GAO Sting Finds More Fake Military Parts From China
Nidi62 writes "The Government Accountability Office, through a fictitious company, recently requisitioned parts from China in order to determine if the Chinese government was living up to its promises of battling counterfeit parts. The report from the GAO found that '334 of 396 vendors who offered to sell parts to the fictitious company were from China' and that 'all 16 parts eventually purchased by the fake company came from 13 China-based vendors and all were determined by an independent testing laboratory to be counterfeit.' The parts requested were supposedly for use in F-15s, MV-22 Ospreys, and nuclear submarines, and were requested as new parts. The report (PDF) also says that in the past three years, over one million counterfeit parts came from Chinese companies. This stands in sharp contrast to the Chinese government's promise to clamp down on the production of counterfeit parts in China."

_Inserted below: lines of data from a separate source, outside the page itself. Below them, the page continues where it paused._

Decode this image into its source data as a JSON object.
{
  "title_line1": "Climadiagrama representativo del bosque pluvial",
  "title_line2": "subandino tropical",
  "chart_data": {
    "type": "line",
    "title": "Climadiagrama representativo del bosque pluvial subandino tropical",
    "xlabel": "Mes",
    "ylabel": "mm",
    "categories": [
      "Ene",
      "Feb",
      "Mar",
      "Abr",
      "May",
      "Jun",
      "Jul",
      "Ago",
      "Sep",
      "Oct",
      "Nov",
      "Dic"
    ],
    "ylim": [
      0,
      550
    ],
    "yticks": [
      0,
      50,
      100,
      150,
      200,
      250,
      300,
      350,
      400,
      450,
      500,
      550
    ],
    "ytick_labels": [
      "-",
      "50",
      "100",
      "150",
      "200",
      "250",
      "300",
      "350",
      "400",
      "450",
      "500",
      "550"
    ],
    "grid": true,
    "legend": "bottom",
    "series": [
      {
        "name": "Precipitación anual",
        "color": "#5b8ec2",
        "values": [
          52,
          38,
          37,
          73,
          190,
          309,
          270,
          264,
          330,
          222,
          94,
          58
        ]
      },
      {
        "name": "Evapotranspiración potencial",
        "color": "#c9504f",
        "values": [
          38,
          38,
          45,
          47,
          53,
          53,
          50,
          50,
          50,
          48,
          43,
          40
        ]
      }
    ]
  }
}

You started out right, then you ended very wrong. Tax policy in this country didn't start being a problem until we decided to go Free Market; translation, forcing US companies to compete with Chinese companies that don't give a shit about human rights, worker rights, or environmental rights. It's impossible for US companies to be competitive with a company that can dump its waste behind the factory, work its employees like slaves, and treat its citizens like government property.
I swear to God...I swear to God! That is NOT how you treat your human!

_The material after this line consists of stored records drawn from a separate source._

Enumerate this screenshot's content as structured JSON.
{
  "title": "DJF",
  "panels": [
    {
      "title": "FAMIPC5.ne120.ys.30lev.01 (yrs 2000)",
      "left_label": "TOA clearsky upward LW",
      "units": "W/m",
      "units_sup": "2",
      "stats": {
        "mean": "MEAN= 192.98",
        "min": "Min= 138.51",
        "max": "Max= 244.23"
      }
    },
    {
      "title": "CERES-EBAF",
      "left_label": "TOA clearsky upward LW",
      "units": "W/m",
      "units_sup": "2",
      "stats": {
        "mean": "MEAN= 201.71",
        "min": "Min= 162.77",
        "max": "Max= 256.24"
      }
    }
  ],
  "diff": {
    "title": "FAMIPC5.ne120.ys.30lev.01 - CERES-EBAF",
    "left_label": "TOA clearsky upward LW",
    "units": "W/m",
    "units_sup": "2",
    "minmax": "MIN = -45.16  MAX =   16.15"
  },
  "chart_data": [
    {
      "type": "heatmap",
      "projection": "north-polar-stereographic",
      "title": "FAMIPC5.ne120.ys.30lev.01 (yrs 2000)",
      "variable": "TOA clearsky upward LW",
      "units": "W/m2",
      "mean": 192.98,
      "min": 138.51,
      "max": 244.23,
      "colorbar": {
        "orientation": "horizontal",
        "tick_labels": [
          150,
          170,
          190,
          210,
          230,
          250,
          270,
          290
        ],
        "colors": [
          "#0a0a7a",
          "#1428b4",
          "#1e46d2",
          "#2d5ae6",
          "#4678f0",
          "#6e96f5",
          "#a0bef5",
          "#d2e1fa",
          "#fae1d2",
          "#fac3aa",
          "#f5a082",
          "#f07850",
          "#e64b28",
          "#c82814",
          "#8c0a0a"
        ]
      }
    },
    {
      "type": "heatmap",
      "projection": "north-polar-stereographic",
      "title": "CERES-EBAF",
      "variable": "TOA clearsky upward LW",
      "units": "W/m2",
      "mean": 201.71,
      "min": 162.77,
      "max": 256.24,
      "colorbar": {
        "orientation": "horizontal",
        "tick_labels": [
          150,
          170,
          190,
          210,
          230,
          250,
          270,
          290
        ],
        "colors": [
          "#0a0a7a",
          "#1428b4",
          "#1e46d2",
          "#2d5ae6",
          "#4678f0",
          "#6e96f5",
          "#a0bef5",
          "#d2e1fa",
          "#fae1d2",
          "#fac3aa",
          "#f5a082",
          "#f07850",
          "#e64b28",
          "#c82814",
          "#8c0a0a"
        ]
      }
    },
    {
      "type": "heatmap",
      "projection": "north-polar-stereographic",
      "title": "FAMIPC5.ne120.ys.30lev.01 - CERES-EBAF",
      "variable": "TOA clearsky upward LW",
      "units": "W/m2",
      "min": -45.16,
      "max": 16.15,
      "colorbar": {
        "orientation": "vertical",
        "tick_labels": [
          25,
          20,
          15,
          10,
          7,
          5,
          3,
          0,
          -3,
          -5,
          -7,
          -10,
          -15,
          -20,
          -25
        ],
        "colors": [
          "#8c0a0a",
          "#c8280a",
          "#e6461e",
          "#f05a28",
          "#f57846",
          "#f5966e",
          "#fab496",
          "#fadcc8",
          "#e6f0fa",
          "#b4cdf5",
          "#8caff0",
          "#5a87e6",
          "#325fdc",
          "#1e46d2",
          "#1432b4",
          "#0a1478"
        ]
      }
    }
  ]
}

It's an election year. Politicians are currently looking for issues with legs, um, that "resonate with the voter". A good hate for China might help certain congresscritters with their primaries or a certain someone to look presidential.
You don't have to. To the contrary, checking becomes *easier* when you order a larger quantity of an item.

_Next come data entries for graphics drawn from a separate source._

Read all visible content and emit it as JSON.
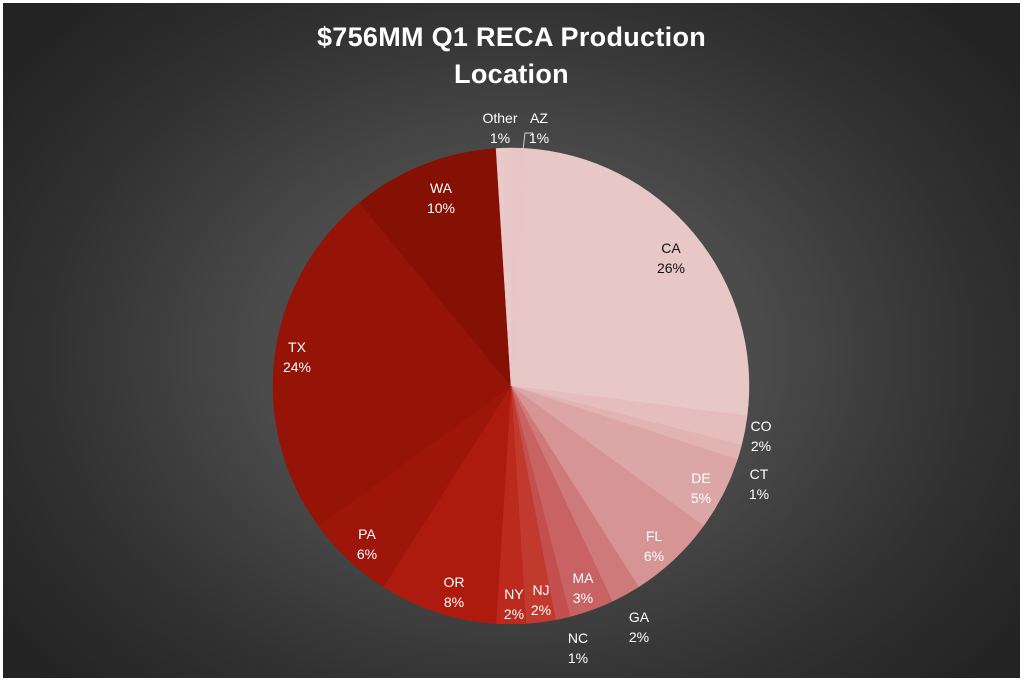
{
  "title_lines": [
    "$756MM Q1 RECA Production",
    "Location"
  ],
  "chart_data": {
    "type": "pie",
    "title": "$756MM Q1 RECA Production Location",
    "total_label": "$756MM",
    "start": "12 o'clock",
    "direction": "clockwise",
    "categories": [
      "AZ",
      "CA",
      "CO",
      "CT",
      "DE",
      "FL",
      "GA",
      "MA",
      "NC",
      "NJ",
      "NY",
      "OR",
      "PA",
      "TX",
      "WA",
      "Other"
    ],
    "values": [
      1,
      26,
      2,
      1,
      5,
      6,
      2,
      3,
      1,
      2,
      2,
      8,
      6,
      24,
      10,
      1
    ],
    "value_labels": [
      "1%",
      "26%",
      "2%",
      "1%",
      "5%",
      "6%",
      "2%",
      "3%",
      "1%",
      "2%",
      "2%",
      "8%",
      "6%",
      "24%",
      "10%",
      "1%"
    ],
    "colors": [
      "#e7c5c5",
      "#e8c7c7",
      "#e5bdbd",
      "#e2b3b3",
      "#dda6a6",
      "#d79494",
      "#cf7a7a",
      "#c96363",
      "#c44f4f",
      "#c23a2e",
      "#bb2a1c",
      "#ad1b0e",
      "#9e150a",
      "#951407",
      "#851104",
      "#e9c9c9"
    ]
  }
}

If you've received a million nutplates, pick 100 of them randomly, and check them thoroughly. Reject the entire shipment if any of those 100 are counterfeit.
If more than 1% of the nutplates are fake, you'd be likely to detect it, and if more than 10% of the plates are fakes, you'd be virtually guaranteed to detect it. Thus when all 100 check out as genuine, it's unlikely that there's more than a few percent fakes, tops.
At that point, it's probably not worth it to the supplier to fake the delivery. Yes they can put in 1% fakes and 99% reals, and hope that it's not detected (their odds of this are about even).
But having 50:50 odds of getting away with 1% fraud while 50% of the time your entire shipment is rejected, just isn't profitable.
In contrast, it's hard to do reasonable checking when you order a *low* count of some part, say 3.
Statistical sampling *works*. You really -can- test the quality of a million-gallon-delivery of whatever by picking a few random samples, and test those.